Assembly Speaker Carl Heastie recently said, "I just don't believe raising penalties is ever a deterrent."


Senate Majority Leader Andrea Stewart-Cousins joined her Assembly counterpart in expressing the same sentiment, saying: “Both houses find that merely raising penalties does not necessarily get at, you know, diminishing the amount of crime."


Another leading Senate Democrat, Brooklyn Senator Kevin Parker added, “I don’t see any increase in penalties coming out of the state Legislature.”


It’s preposterous. If retail thieves, if criminals in general, don’t fear the consequences of their actions -- and they don’t in New York State today -- there’s no stopping this explosion of crime and violence. You might just as well wave a white flag of surrender.


“It’s better off to commit a crime than get a job in New York,” says the President of New York’s Bodega and Small Business Association.


“How do you deter crime except by penalty?” asks Nelson Eusebio, who heads the National Supermarket Association and Coalition to Save our Supermarkets. He’s right.


For her part, Governor Kathy Hochul has acknowledged the growing retail theft crisis and put forth a $45 million plan to establish a new state-level task force to coordinate statewide responses. The governor also wants to:


--set up a New York State Police Smash and Grab Enforcement Unit dedicated to building cases against organized retail theft rings;


--increase funding for local district attorneys to prosecute property crime cases and to bolster the ability of local law enforcement to combat retail theft; and


--establish a Commercial Security Tax Credit to help business owners offset the expense of store security measures.

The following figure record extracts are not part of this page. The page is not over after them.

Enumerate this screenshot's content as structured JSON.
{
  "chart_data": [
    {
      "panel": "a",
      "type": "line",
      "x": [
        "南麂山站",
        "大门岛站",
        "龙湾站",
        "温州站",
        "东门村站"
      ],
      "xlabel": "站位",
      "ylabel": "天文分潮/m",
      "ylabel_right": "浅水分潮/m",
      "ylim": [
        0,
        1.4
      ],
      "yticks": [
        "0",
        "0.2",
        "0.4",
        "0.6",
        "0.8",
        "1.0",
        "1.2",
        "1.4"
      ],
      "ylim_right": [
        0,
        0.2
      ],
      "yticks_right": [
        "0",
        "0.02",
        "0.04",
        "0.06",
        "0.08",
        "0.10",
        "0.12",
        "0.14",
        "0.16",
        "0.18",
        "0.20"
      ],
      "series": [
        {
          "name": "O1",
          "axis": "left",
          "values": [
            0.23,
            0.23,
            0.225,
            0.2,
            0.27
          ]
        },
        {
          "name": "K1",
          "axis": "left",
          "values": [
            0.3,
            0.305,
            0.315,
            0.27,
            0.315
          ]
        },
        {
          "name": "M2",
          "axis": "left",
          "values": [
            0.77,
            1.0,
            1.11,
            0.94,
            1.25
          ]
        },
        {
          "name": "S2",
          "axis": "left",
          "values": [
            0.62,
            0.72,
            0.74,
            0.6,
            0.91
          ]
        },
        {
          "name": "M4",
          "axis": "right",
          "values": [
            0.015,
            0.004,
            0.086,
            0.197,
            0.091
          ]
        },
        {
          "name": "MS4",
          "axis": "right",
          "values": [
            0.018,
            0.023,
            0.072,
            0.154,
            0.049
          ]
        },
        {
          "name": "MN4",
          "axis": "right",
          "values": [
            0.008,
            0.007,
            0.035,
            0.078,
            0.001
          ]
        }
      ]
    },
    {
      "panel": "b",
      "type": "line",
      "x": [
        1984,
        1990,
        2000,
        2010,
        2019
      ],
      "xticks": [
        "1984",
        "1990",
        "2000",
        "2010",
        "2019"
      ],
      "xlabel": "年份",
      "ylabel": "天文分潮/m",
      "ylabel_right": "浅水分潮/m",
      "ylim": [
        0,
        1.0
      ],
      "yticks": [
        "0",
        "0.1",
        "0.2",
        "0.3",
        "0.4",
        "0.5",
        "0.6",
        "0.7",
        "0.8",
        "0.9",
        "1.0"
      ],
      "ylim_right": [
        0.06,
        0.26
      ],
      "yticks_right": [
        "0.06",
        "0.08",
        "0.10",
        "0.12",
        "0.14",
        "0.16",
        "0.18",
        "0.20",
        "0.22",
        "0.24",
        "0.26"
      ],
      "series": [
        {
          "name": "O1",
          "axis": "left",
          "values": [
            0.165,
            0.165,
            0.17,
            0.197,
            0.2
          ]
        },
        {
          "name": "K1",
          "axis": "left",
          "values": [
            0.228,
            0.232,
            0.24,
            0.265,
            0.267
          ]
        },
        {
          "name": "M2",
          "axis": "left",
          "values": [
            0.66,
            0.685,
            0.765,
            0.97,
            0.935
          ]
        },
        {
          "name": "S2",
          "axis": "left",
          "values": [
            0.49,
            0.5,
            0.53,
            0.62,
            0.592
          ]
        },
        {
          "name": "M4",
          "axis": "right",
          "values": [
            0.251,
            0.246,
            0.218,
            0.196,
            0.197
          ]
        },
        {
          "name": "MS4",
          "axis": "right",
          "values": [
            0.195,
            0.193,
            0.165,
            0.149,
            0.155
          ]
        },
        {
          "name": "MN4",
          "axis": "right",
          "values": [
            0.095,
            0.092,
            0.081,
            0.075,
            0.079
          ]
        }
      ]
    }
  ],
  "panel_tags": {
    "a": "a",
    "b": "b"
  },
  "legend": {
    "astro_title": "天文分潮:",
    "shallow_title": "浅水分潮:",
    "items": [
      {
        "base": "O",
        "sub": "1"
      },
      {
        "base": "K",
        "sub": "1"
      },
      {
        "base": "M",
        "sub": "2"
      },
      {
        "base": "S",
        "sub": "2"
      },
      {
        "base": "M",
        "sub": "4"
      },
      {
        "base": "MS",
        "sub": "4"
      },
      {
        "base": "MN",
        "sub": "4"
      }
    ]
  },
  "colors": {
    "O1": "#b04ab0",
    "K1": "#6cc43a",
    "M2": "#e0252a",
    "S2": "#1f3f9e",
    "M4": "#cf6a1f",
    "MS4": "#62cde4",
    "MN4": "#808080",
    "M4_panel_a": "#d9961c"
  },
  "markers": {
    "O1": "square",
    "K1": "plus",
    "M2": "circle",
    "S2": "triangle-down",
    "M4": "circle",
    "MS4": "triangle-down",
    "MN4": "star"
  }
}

That’s all well and good, but can any of the above be truly effective without being accompanied by tougher penalties for criminals? Yes, the governor has expressed her own support for increased penalties as part of the broader deterrent and enforcement strategy, but she failed to put it in her proposed executive budget, which is where she has the most power with the Legislature’s Democratic supermajorities. Consequently, it’s clearly going nowhere in the Democrat-controlled Legislature, and the governor appears in no position to be able to sway their opinion.


Writing in the New York Post, longtime New York City newspaper columnist Michael Goodwin reacted to Assembly Speaker Heastie’s “penalties are not a deterrent” way of thinking this way: “Because (Heastie) has a life-or-death grip on every piece of legislation that moves or doesn’t move in Albany, his admission illustrates why lawmakers have allowed and even encouraged the waves of crime and public disorder that are destroying New York. The lenient bail laws, the handcuffs on judges, the raising of the age from 16 to 18 for young offenders to be treated as adults -- they all play a role in the coddling of criminals and the victimization of the innocent. The murder of (New York City) Police Officer Jonathan Diller by a career criminal who along with his partner had racked up at least 35 combined arrests underscores the devastating impact Heastie and his Democratic collaborators are having.”


Goodwin hits the bull’s eye here. New York State under one-party control has spent the past several years coddling criminals and victimizing law-abiding, innocent citizens.


The plague of retail theft goes on ravaging New York and other cities and, as I started this column, the prevalence of lawlessness is seeping into every corner of the state, including the horrific encounter that left Chemung County Sheriff’s Investigator Mike Theetge fighting for his life.